"I was trying to get hold of her for her family in France—She is really a French girl. Tewfick Pasha is not her father but her—" he could not find the word and dropped into English. "Her step-father—do you understand? And he had no business to marry her off, so I tried to steal her for the French family. It was a mad attempt which has failed—but for which the young lady should not be blamed. She had never seen me before. She had no idea I was here."
After a pause, "A remarkable story," said the general distinctly. He turned about to the table and drank off the last of a glass of champagne, then wiped his mouth with the back of a hand that trembled.
He turned back to stand over his prostrate invader. "Now, you—you dog of Satan," he snarled in a sudden snapping of restraint, "how did you get here?

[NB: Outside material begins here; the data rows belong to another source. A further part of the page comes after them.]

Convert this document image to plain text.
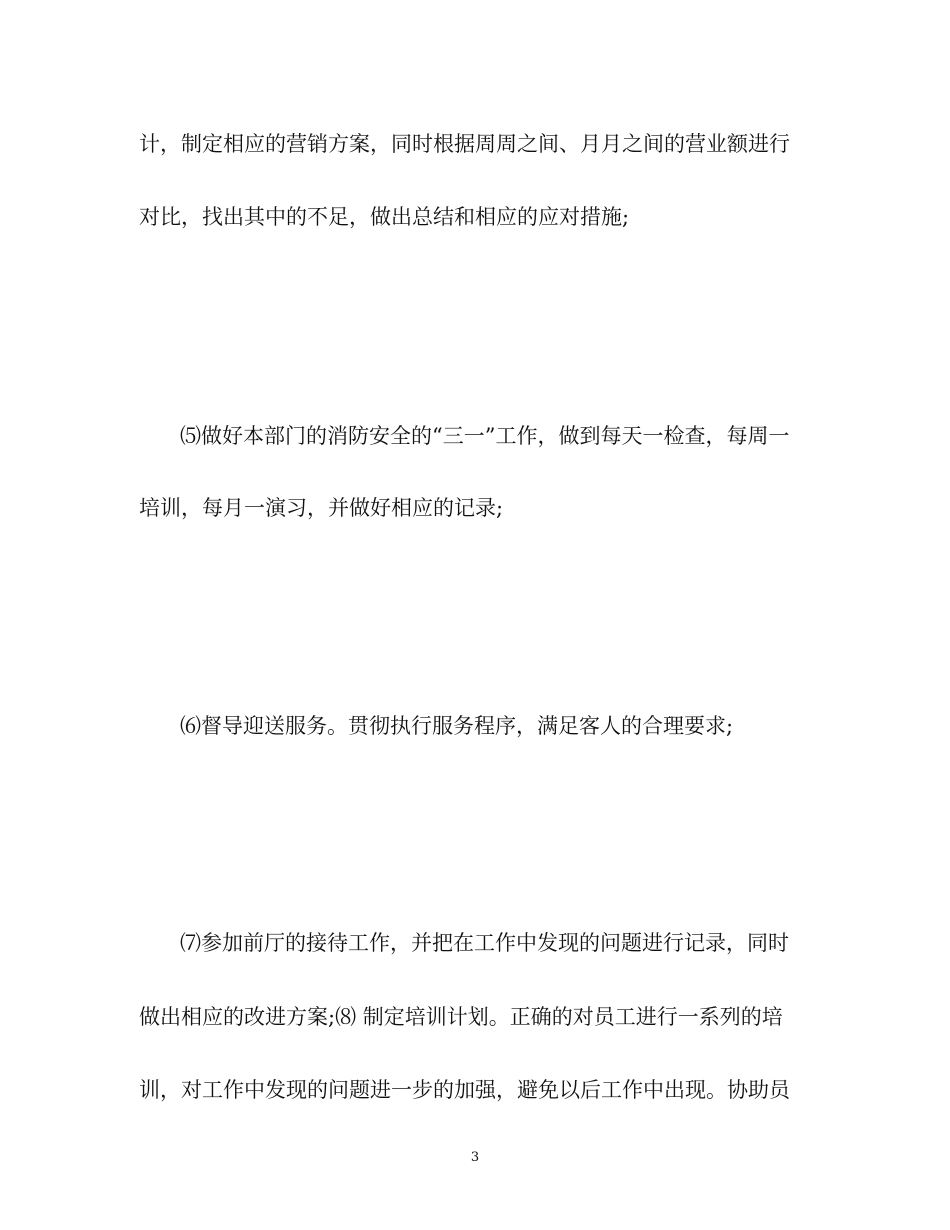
计，制定相应的营销方案，同时根据周周之间、月月之间的营业额进行
对比，找出其中的不足，做出总结和相应的应对措施;
⑸做好本部门的消防安全的“三一”工作，做到每天一检查，每周一
培训，每月一演习，并做好相应的记录;
⑹督导迎送服务。贯彻执行服务程序，满足客人的合理要求;
⑺参加前厅的接待工作，并把在工作中发现的问题进行记录，同时
做出相应的改进方案;⑻ 制定培训计划。正确的对员工进行一系列的培
训，对工作中发现的问题进一步的加强，避免以后工作中出现。协助员
3
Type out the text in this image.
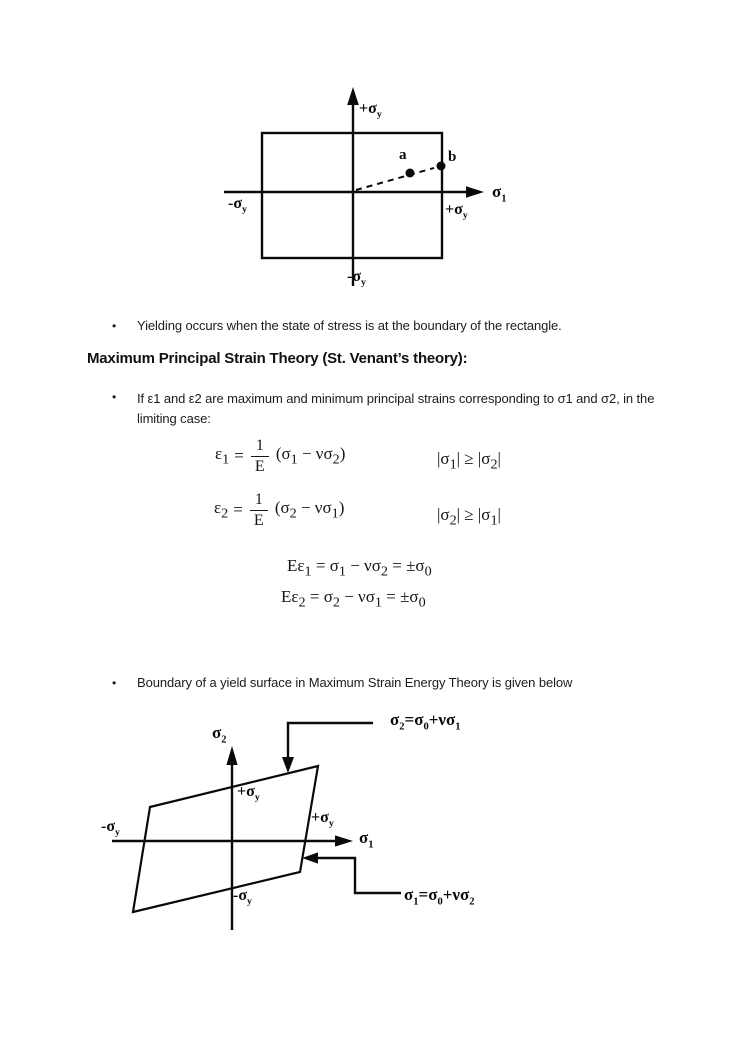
$+\sigma_y$
a	b
$-\sigma_y$	$+\sigma_y$
$\sigma_1$
$-\sigma_y$
•	Yielding occurs when the state of stress is at the boundary of the rectangle.
Maximum Principal Strain Theory (St. Venant’s theory):
•	If ε1 and ε2 are maximum and minimum principal strains corresponding to σ1 and σ2, in the
limiting case:
$\varepsilon_1 = \frac{1}{E} (\sigma_1 - \nu\sigma_2)$	$|\sigma_1| \ge |\sigma_2|$
$\varepsilon_2 = \frac{1}{E} (\sigma_2 - \nu\sigma_1)$	$|\sigma_2| \ge |\sigma_1|$
$E\varepsilon_1 = \sigma_1 - \nu\sigma_2 = \pm\sigma_0$
$E\varepsilon_2 = \sigma_2 - \nu\sigma_1 = \pm\sigma_0$
•	Boundary of a yield surface in Maximum Strain Energy Theory is given below
$\sigma_2$
$\sigma_2=\sigma_0+\nu\sigma_1$
$+\sigma_y$
$-\sigma_y$
$+\sigma_y$
$\sigma_1$
$-\sigma_y$	$\sigma_1=\sigma_0+\nu\sigma_2$
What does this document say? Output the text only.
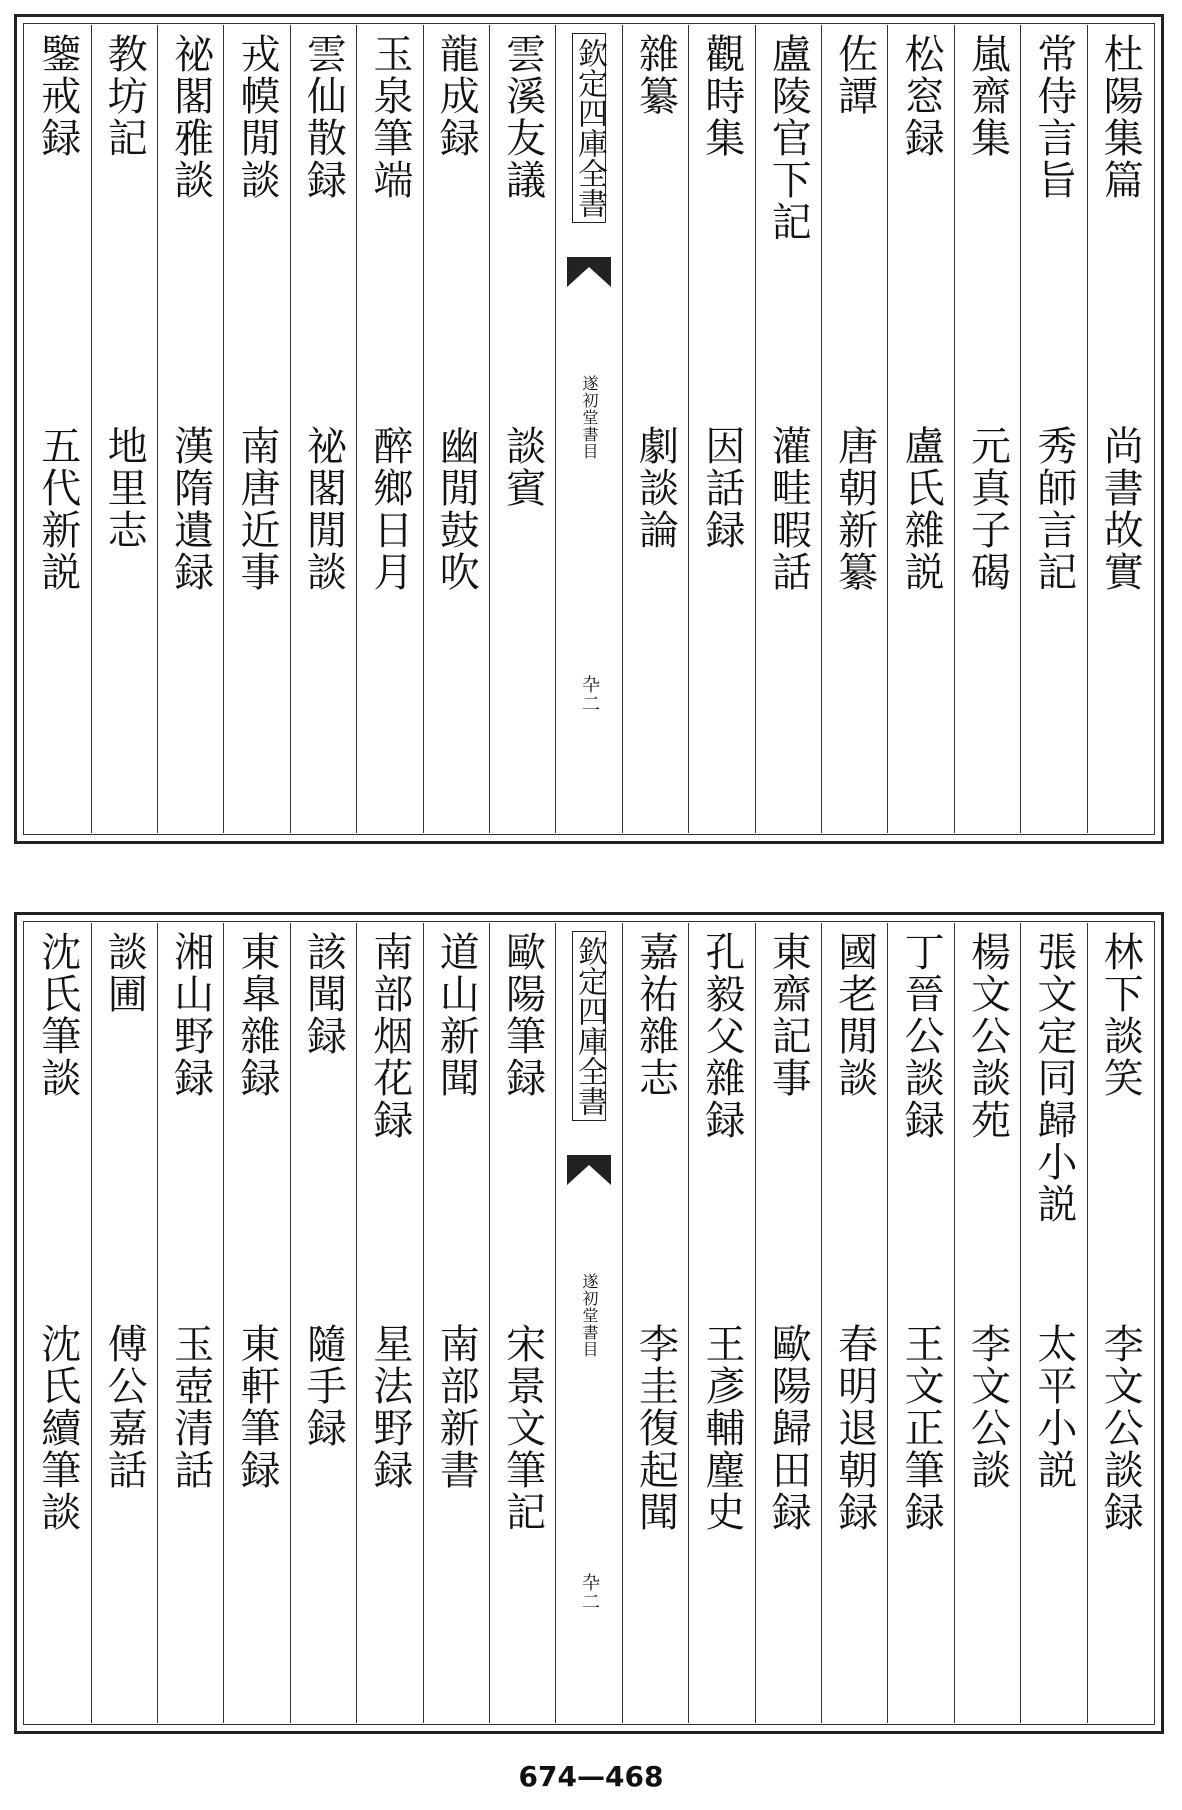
杜陽集篇
尚書故實
常侍言旨
秀師言記
嵐齋集
元真子碣
松窓録
盧氏雜説
佐譚
唐朝新纂
盧陵官下記
灌畦暇話
觀時集
因話録
雜纂
劇談論
欽定四庫全書
遂初堂書目
卆二
雲溪友議
談賓
龍成録
幽閒鼓吹
玉泉筆端
醉鄉日月
雲仙散録
祕閣閒談
戎幙閒談
南唐近事
祕閣雅談
漢隋遺録
教坊記
地里志
鑒戒録
五代新説
林下談笑
李文公談録
張文定同歸小説
太平小説
楊文公談苑
李文公談
丁晉公談録
王文正筆録
國老閒談
春明退朝録
東齋記事
歐陽歸田録
孔毅父雜録
王彥輔麈史
嘉祐雜志
李圭復起聞
欽定四庫全書
遂初堂書目
卆二
歐陽筆録
宋景文筆記
道山新聞
南部新書
南部烟花録
星法野録
該聞録
隨手録
東臯雜録
東軒筆録
湘山野録
玉壺清話
談圃
傅公嘉話
沈氏筆談
沈氏續筆談
674—468
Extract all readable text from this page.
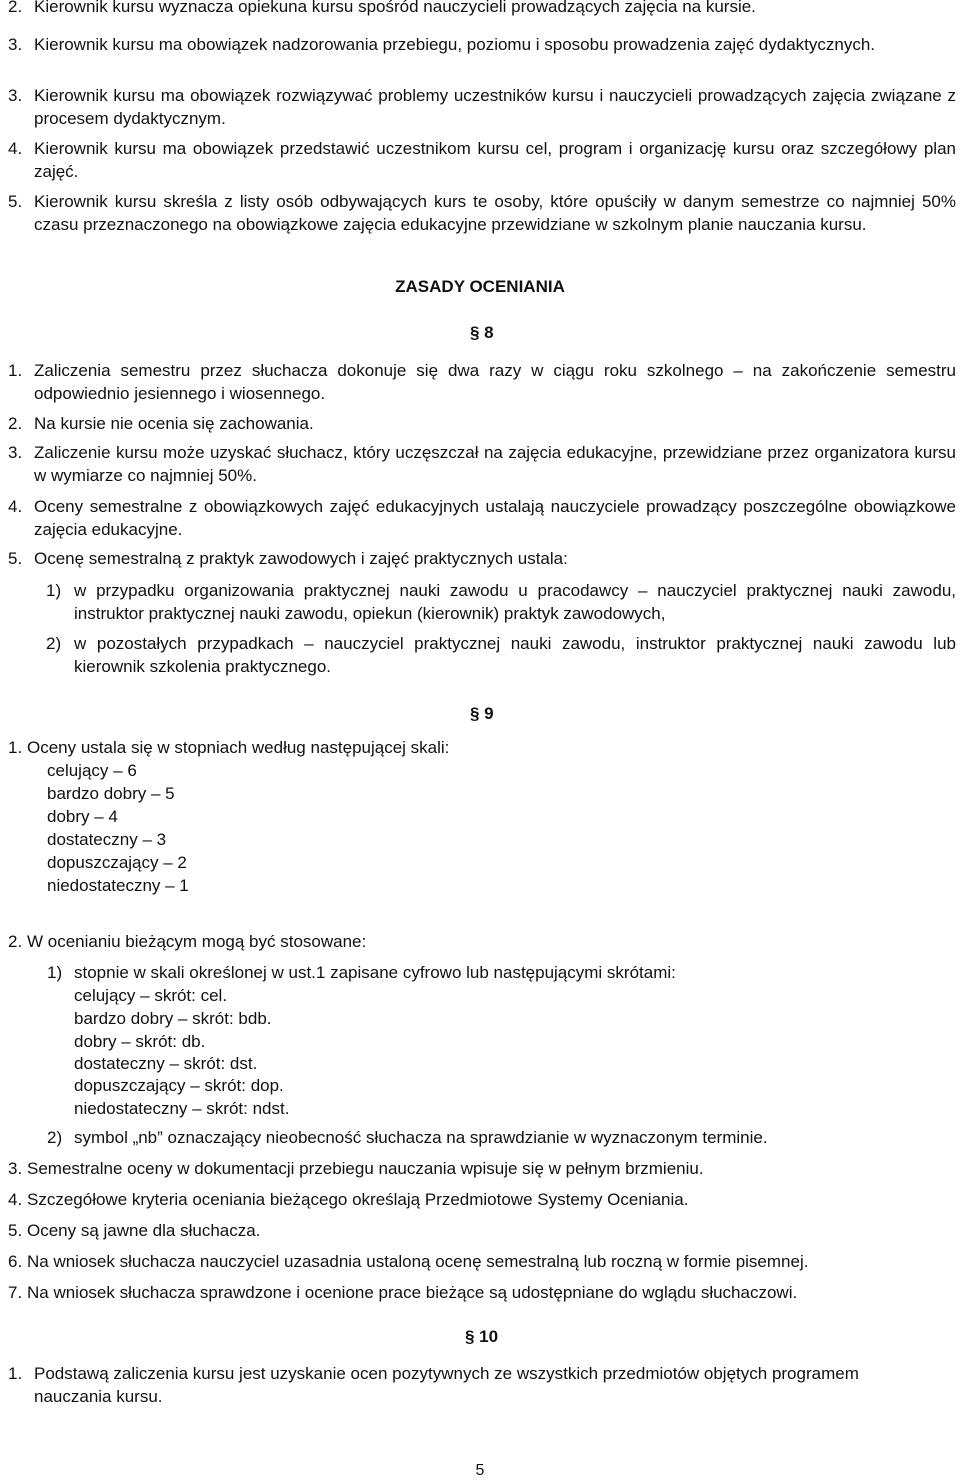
2. Kierownik kursu wyznacza opiekuna kursu spośród nauczycieli prowadzących zajęcia na kursie.

3. Kierownik kursu ma obowiązek nadzorowania przebiegu, poziomu i sposobu prowadzenia zajęć dydaktycznych.

3. Kierownik kursu ma obowiązek rozwiązywać problemy uczestników kursu i nauczycieli prowadzących zajęcia związane z procesem dydaktycznym.

4. Kierownik kursu ma obowiązek przedstawić uczestnikom kursu cel, program i organizację kursu oraz szczegółowy plan zajęć.

5. Kierownik kursu skreśla z listy osób odbywających kurs te osoby, które opuściły w danym semestrze co najmniej 50% czasu przeznaczonego na obowiązkowe zajęcia edukacyjne przewidziane w szkolnym planie nauczania kursu.

ZASADY OCENIANIA

§ 8

1. Zaliczenia semestru przez słuchacza dokonuje się dwa razy w ciągu roku szkolnego – na zakończenie semestru odpowiednio jesiennego i wiosennego.

2. Na kursie nie ocenia się zachowania.

3. Zaliczenie kursu może uzyskać słuchacz, który uczęszczał na zajęcia edukacyjne, przewidziane przez organizatora kursu w wymiarze co najmniej 50%.

4. Oceny semestralne z obowiązkowych zajęć edukacyjnych ustalają nauczyciele prowadzący poszczególne obowiązkowe zajęcia edukacyjne.

5. Ocenę semestralną z praktyk zawodowych i zajęć praktycznych ustala:

1) w przypadku organizowania praktycznej nauki zawodu u pracodawcy – nauczyciel praktycznej nauki zawodu, instruktor praktycznej nauki zawodu, opiekun (kierownik) praktyk zawodowych,

2) w pozostałych przypadkach – nauczyciel praktycznej nauki zawodu, instruktor praktycznej nauki zawodu lub kierownik szkolenia praktycznego.

§ 9

1. Oceny ustala się w stopniach według następującej skali:

celujący – 6

bardzo dobry – 5

dobry – 4

dostateczny – 3

dopuszczający – 2

niedostateczny – 1

2. W ocenianiu bieżącym mogą być stosowane:

1) stopnie w skali określonej w ust.1 zapisane cyfrowo lub następującymi skrótami:

celujący – skrót: cel.

bardzo dobry – skrót: bdb.

dobry – skrót: db.

dostateczny – skrót: dst.

dopuszczający – skrót: dop.

niedostateczny – skrót: ndst.

2) symbol „nb” oznaczający nieobecność słuchacza na sprawdzianie w wyznaczonym terminie.

3. Semestralne oceny w dokumentacji przebiegu nauczania wpisuje się w pełnym brzmieniu.

4. Szczegółowe kryteria oceniania bieżącego określają Przedmiotowe Systemy Oceniania.

5. Oceny są jawne dla słuchacza.

6. Na wniosek słuchacza nauczyciel uzasadnia ustaloną ocenę semestralną lub roczną w formie pisemnej.

7. Na wniosek słuchacza sprawdzone i ocenione prace bieżące są udostępniane do wglądu słuchaczowi.

§ 10

1. Podstawą zaliczenia kursu jest uzyskanie ocen pozytywnych ze wszystkich przedmiotów objętych programem nauczania kursu.

5
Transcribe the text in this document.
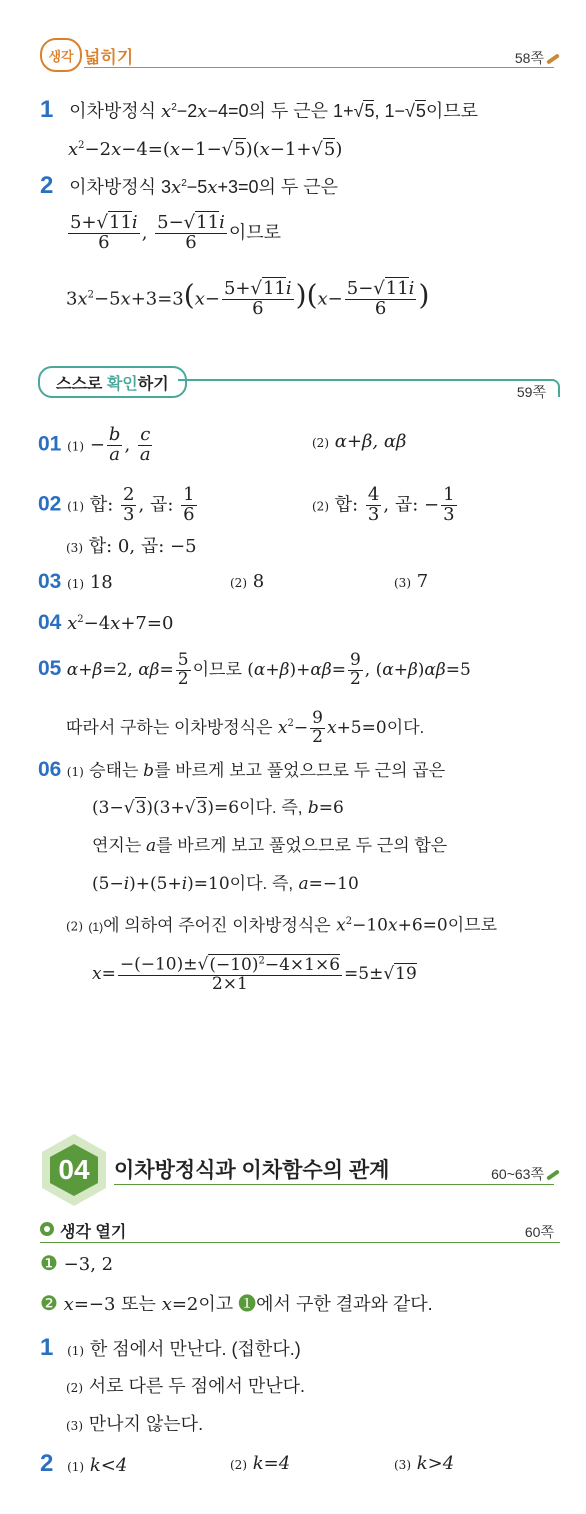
생각 넓히기	58쪽
1 이차방정식 $x^2-2x-4=0$의 두 근은 1+√5, 1−√5이므로
$x^2-2x-4=(x-1-√5)(x-1+√5)$
2 이차방정식 $3x^2-5x+3=0$의 두 근은
$\frac{5+√11i}{6}$ , $\frac{5-√11i}{6}$ 이므로
$3x^2-5x+3=3(x- \frac{5+√11i}{6} )(x- \frac{5-√11i}{6}$ )
스스로 확인 하기	59쪽
01 $(1) - \frac{b}{a}$ , $\frac{c}{a}$	(2) α+β, αβ
02 (1) 합: $\frac{2}{3}$ , 곱: $\frac{1}{6}$	(2) 합: $\frac{4}{3}$ , 곱: − $\frac{1}{3}$
(3) 합: 0, 곱: −5
03 (1) 18	(2) 8	(3) 7
04 $x^2-4x+7=0$
05 α+β=2, $\alpha\beta= \frac{5}{2}$ 이므로 $(\alpha+\beta)+\alpha\beta= \frac{9}{2}$ , (α+β)αβ=5
따라서 구하는 이차방정식은 $x^2- \frac{9}{2} x+5=0$이다.
06 (1) 승태는 b를 바르게 보고 풀었으므로 두 근의 곱은
(3−√3)(3+√3)=6이다. 즉, b=6
연지는 a를 바르게 보고 풀었으므로 두 근의 합은
(5−i)+(5+i)=10이다. 즉, a=−10
(2) (1)에 의하여 주어진 이차방정식은 $x^2-10x+6=0$이므로
$x= \frac{-(-10)\pm√(-10)^2-4\times 1\times 6}{2\times 1} =5\pm√19$
04	이차방정식과 이차함수의 관계	60~63쪽
생각 열기	60쪽
❶ −3, 2
❷ x=−3 또는 x=2이고 ❶에서 구한 결과와 같다.
1 (1) 한 점에서 만난다. (접한다.)
(2) 서로 다른 두 점에서 만난다.
(3) 만나지 않는다.
2 (1) k<4	(2) k=4	(3) k>4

Who admitted you?"
And at that, for all his trussed and helpless plight, Jack Ryder grinned. He moved his head slightly. "That blackbird of yours here."
"Yussuf—never!"
"The very one. But he didn't know it—I was in that black mantle—and veil."
"Oh, the mantle, I had forgot. So you stole in, disguised, to violate my hospitality, to outrage my harem, to gaze upon the forbidden faces of women and to steal the bride—"
"I tell you I was trying to rescue the girl for her French family. She is French and Tewfick Pasha is only—"
"And what is that to me? Do I—" the bey broke off and then turned to the silent girl who stood leaning towards them, a trembling ghost in white.
"And you, my little one," he murmured sardonically with a savage irony of restraint, "you, the little dove secluded from the world, who trembled at a kiss, the crystal vase who had never reflected the blush of love, whose virginal praises I was chanting when I was so oddly assaulted, do you support this idiot's story?"